Bokobza ouvrit les rideaux. Le jour terne se répandit dans la pièce.
— Je pourrais emporter quelques documents sur papier ? Un portrait de Hartmann ? Des témoignages ?
— Pas de problème. J’en ai des tonnes.
Le chercheur eut un mouvement vers les tiroirs tapissant la pièce :
— Ces archives regorgent d’exemples de réapparitions du Mal. Les néo-nazis sont partout. Le nazisme fait des petits et ne cessera jamais d’en faire. Nous tentons seulement ici de pratiquer une veille morale.

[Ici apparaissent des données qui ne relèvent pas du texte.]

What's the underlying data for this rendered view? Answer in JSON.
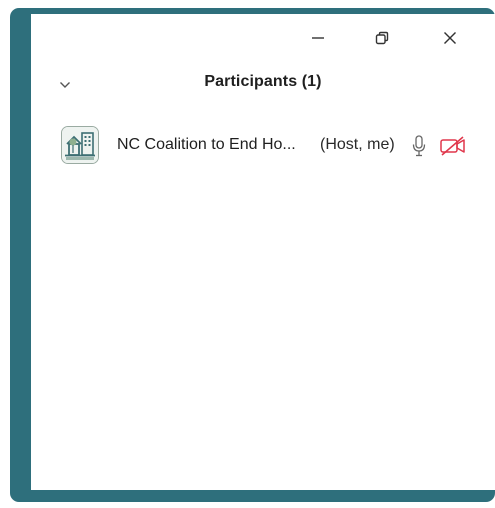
{
  "panel": {
    "title": "Participants (1)"
  },
  "participants": [
    {
      "name": "NC Coalition to End Ho...",
      "role": "(Host, me)",
      "avatar_icon": "organization-logo-icon",
      "mic_icon": "microphone-icon",
      "video_icon": "video-off-icon",
      "video_icon_color": "#e0364b"
    }
  ],
  "window_controls": {
    "minimize_icon": "minimize-icon",
    "restore_icon": "restore-icon",
    "close_icon": "close-icon"
  },
  "colors": {
    "frame": "#2e6f7c",
    "background": "#ffffff",
    "text": "#1f1f1f",
    "video_off": "#e0364b"
  }
}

Kasdan regarda les tiroirs. Il avait soudain l’impression d’être entouré de vivariums voilés, abritant des monstres abjects. Ou encore de bocaux remplis de virus, de microbes véhéments. Bokobza était une sentinelle du Mal, guettant les foyers d’infection.
— Comment faites-vous pour vivre… là-dedans ?
— Je suis un homme et je vis parmi les hommes. C’est tout.
— Je ne comprends pas.
Bokobza se retourna et eut un sourire fatigué :
— Dans une autre pièce, je pourrais vous montrer un film édifiant montrant des Israéliens brisant à coups de pierres les membres d’un adolescent palestinien. La haine est le don le mieux partagé.